If you have two subs at the same distance from a particularly point in space (such as the listening position) and the output of one sub is inverted in phase relative to the other, why would their outputs not cancel at that point ? It shouldn't matter whether the two subs are right next to each other or on opposite ends of the room. You seem to imply that in your current arrangement the outputs of the front and rear subs sum, rather than cancel, at the equidistant listening position. This is what I would expect with the front and rear subs wired with the same polarity, not with inverted polarity.
Obviously if the distances are not equal between the front and rear subs, cancellation or summation will occur at varying degrees at different frequencies, depending on location.
I'm not trying to be confrontational in the least, and I'm sure your system sound fantastic. Rather I find real world room bass acoustics fascinating and challenging, and am trying to learn as much about it as possible.
John & JGubman,Now you guys have me confused. Are you both saying that you have subs that are equi-distant from your listening position firing out of phase, at the same time or with the rear subs on a time delay?If they are firing at the same time and out of phase, I don't understand why you aren't getting a dipole null effect at the seating position. What is the sound like at the perimeters of the room?

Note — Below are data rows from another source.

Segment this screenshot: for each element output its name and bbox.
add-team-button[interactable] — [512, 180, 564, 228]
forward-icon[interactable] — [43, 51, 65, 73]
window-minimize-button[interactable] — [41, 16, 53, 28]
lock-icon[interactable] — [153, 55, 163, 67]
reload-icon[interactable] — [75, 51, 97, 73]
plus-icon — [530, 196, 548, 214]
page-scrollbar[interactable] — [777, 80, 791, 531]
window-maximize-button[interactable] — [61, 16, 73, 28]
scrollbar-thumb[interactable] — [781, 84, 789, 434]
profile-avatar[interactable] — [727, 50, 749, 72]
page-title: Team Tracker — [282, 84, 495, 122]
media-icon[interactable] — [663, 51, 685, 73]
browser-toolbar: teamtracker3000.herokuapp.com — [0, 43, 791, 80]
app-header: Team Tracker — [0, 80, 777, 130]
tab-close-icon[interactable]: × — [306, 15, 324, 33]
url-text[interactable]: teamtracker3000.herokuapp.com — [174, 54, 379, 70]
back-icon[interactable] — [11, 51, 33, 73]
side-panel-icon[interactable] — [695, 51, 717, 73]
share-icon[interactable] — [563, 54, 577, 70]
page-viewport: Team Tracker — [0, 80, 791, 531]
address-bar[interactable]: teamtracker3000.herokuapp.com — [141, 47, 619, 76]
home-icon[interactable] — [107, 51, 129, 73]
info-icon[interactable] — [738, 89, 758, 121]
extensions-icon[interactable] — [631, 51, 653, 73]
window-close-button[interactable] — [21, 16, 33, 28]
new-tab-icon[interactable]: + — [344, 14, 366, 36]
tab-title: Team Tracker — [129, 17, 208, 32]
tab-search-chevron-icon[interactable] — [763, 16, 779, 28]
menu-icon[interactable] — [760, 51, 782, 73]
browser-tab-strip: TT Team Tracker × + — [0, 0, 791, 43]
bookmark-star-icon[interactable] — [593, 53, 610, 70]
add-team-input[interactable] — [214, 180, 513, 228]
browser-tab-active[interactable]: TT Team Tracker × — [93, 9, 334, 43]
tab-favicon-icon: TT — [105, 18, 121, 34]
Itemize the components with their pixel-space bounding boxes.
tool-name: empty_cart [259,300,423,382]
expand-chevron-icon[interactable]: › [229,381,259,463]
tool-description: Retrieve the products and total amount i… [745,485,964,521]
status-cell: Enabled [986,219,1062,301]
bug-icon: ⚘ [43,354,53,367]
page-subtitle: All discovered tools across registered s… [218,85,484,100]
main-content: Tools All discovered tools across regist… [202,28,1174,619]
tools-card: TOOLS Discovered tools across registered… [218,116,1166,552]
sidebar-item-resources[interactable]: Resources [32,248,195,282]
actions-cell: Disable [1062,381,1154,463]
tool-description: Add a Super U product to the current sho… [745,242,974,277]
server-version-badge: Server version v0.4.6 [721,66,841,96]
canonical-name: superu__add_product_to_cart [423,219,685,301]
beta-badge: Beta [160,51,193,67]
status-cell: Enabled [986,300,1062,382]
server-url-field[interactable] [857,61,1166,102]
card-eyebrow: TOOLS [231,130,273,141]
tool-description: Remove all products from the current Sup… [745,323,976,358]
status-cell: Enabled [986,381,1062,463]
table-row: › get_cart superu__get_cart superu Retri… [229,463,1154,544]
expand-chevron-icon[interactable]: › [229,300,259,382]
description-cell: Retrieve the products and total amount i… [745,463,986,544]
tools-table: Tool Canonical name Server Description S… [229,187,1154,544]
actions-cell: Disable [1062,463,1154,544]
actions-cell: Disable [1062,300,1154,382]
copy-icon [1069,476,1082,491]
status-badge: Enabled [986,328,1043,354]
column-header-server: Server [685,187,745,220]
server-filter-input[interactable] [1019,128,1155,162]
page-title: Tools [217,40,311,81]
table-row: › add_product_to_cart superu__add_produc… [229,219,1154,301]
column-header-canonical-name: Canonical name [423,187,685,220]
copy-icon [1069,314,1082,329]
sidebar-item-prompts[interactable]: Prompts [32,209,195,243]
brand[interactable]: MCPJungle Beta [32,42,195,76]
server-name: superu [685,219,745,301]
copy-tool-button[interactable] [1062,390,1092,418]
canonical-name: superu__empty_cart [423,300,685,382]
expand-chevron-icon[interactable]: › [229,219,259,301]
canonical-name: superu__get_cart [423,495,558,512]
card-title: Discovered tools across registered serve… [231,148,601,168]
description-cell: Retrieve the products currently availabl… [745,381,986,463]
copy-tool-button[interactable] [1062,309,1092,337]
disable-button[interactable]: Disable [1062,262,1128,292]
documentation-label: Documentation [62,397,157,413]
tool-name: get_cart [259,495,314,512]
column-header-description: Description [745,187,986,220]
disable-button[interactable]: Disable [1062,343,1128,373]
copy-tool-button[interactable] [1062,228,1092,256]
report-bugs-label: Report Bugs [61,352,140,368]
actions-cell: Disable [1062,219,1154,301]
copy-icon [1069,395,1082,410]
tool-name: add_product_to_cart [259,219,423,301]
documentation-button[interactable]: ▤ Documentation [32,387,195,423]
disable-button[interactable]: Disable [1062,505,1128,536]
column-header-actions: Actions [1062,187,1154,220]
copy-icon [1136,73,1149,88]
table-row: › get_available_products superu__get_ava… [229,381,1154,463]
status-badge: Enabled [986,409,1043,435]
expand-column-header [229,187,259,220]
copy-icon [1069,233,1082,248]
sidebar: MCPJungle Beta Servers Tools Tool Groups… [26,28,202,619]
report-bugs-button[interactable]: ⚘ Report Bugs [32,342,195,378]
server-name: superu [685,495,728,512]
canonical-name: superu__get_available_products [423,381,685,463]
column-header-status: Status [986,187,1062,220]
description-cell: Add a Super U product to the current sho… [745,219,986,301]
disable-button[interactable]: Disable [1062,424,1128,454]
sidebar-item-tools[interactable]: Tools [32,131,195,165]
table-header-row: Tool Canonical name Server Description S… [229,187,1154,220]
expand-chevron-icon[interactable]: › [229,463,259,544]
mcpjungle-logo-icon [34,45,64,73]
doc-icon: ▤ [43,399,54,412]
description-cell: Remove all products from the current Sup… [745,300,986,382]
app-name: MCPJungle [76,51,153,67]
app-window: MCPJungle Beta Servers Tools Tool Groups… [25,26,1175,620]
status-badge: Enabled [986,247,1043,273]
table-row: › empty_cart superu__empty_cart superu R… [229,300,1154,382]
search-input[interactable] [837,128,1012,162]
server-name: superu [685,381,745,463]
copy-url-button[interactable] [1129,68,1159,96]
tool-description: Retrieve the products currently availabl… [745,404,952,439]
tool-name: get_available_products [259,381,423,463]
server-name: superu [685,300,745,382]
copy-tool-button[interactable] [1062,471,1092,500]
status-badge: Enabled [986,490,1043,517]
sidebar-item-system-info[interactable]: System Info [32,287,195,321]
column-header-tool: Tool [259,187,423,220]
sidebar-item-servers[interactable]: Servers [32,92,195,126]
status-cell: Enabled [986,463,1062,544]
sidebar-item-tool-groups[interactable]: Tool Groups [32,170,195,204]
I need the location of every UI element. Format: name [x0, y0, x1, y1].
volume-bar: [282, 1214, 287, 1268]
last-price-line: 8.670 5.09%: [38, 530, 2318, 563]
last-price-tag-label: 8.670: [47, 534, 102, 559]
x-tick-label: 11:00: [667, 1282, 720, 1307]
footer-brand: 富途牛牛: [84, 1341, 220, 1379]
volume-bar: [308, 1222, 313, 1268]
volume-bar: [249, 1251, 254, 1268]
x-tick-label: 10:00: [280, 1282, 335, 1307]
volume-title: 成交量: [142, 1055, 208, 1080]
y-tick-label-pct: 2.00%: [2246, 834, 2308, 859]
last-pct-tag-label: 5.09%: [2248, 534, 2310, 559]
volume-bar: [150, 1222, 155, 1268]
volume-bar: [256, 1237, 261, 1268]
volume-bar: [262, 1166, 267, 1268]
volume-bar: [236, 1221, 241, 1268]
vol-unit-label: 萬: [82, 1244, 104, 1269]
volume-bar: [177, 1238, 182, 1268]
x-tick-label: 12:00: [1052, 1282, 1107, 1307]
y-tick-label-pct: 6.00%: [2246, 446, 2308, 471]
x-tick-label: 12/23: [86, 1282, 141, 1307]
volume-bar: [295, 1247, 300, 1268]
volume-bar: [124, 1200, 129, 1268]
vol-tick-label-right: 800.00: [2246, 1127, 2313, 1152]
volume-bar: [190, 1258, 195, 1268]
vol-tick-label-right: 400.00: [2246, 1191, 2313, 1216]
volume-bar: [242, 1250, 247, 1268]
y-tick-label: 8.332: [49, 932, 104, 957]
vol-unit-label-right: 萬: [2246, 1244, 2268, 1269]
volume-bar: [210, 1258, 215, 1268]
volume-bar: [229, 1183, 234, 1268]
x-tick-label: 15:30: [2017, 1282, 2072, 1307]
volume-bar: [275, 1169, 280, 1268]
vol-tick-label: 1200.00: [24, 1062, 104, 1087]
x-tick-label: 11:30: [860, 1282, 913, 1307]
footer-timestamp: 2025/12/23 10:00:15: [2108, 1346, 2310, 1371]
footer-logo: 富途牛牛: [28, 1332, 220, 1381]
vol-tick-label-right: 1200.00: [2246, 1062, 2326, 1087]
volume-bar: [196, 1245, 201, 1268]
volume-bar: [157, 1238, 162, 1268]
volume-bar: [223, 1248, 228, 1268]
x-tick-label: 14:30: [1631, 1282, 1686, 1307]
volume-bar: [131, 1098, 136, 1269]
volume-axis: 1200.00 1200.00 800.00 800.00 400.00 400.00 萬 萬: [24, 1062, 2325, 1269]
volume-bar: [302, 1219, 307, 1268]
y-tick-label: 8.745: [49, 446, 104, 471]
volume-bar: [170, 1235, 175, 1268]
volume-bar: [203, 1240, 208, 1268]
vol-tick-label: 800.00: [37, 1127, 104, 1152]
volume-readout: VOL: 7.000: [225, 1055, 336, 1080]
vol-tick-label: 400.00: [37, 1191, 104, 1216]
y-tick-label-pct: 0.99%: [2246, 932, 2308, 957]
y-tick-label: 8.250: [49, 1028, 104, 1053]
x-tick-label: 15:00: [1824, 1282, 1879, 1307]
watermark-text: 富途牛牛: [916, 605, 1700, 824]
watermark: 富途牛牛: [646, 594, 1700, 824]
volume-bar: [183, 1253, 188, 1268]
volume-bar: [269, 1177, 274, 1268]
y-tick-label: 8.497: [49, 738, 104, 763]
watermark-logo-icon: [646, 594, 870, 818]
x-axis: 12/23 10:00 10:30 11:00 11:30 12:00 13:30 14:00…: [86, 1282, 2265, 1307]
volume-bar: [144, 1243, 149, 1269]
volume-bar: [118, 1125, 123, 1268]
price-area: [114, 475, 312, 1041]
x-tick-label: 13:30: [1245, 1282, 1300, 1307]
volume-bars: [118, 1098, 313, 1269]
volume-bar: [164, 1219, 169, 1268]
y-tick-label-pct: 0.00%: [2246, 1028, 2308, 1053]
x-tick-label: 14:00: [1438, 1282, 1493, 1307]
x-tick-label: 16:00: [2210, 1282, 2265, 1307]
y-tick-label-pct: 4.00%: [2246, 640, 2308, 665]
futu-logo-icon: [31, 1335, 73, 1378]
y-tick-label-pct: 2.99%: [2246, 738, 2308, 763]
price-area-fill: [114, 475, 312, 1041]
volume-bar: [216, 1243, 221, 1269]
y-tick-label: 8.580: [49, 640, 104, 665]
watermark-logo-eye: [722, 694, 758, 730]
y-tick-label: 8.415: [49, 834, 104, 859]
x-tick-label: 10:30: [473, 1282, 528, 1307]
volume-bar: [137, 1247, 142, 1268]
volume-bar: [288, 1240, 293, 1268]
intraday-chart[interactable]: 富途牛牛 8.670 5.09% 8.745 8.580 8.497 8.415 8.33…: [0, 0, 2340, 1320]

If the subs are equal distances from the listener, and "IN PHASE" they are both moving toward the listener in unison. That is as the front subs woofer cone moves towards the listener, the rear subs woffer cone moves toward the listener. This means the wave enregy is "launched" toward each outher and will arrive at the listener at the same time. The collide at the listener and their sonic force being equal will effectively "neutralize" the other. If the subs are wired "out of phase", then as the front woofer moves toward the listener, the rear woofer moves away from the listener and the summed effect is that the it creates the greatest movement of air, because the woofers work in unison, to move the air in the center of the room between the two Subs.